Stobs was an ideal site to house a Prisoner of War camp as there were few easy ways out of it for any potential escapees. Surrounded by moorland and a camp full of training British soldiers, only the passing railway, the Waverley line, connecting Edinburgh to Carlisle provided a relatively speedy way out of the area.
Numerous escape attempts were made by the Prisoners but none are known to have been successful.
Frequently, news of escapes and the escapees featured in the local and national press:
13th January 1916 Southern Reporter
Carl Michalski, a German sailor aged 20, escaped from Prisoner of War Internment Camp at Stobs on 5th January.

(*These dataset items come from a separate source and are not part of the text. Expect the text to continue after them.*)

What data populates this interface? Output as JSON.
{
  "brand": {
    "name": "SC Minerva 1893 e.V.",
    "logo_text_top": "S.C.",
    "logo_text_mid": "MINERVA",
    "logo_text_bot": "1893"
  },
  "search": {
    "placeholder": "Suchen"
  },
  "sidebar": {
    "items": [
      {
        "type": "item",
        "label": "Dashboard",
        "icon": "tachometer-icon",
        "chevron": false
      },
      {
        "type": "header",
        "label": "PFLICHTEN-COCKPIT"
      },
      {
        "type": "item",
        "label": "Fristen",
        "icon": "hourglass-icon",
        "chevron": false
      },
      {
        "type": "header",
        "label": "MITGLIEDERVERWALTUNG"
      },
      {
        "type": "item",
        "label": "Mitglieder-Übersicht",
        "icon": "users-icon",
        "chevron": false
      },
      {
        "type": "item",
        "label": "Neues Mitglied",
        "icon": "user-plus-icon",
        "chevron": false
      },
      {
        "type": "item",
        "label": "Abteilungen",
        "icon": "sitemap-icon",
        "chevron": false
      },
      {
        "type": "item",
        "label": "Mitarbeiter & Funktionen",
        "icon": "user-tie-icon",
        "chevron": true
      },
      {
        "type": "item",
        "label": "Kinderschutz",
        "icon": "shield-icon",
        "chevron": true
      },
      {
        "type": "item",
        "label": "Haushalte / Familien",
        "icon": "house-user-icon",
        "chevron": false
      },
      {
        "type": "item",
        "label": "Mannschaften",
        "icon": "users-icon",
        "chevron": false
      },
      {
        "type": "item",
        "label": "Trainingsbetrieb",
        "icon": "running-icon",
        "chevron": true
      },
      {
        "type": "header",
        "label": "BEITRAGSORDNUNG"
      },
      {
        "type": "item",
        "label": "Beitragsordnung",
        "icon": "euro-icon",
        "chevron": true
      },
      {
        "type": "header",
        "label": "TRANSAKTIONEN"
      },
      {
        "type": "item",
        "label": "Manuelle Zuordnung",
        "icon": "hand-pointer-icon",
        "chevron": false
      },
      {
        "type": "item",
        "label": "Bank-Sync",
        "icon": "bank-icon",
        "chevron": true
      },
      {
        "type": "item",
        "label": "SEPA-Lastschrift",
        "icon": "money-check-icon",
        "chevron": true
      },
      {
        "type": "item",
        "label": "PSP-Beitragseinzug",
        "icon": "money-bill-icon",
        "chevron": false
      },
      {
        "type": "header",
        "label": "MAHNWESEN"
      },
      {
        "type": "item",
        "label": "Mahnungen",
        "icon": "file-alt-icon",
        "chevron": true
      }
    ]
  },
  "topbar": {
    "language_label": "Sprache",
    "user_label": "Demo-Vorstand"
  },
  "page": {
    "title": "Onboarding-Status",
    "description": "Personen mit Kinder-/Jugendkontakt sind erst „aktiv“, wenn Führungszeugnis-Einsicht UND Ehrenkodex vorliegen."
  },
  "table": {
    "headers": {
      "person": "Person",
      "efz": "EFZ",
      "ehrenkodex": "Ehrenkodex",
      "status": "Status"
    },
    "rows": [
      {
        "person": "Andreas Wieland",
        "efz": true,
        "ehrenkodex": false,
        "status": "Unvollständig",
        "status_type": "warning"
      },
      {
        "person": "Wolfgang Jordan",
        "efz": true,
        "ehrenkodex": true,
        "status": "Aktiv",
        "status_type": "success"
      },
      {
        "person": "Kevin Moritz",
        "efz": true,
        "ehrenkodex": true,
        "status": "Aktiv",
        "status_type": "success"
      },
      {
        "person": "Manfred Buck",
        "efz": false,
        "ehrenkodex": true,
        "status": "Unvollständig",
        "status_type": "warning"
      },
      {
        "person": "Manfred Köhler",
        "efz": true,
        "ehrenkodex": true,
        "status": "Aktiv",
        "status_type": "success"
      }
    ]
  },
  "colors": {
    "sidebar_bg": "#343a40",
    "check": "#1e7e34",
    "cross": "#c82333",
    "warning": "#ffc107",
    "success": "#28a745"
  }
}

Dark complexion, eyes and hair and with a small black moustache. Wearing a military pattern greatcoat, a brown corduroy jacket and dark trousers.
2nd November 1916 Southern Reporter
Three Prisoners of war escaped from Stobs Internment Camp on Friday night. All three were originally from sunk German cruiser Gneisenau at the Battle of the Falkland Islands. Two were recaptured at Rutherglen and the other at Spittal by Berwick. His name was Julius Schmidt, who knew the district well having come to Tweed Dock on ships in the wood-carrying trade. He had six shillings and ‘abundant food’ in a ‘strong wooden box’.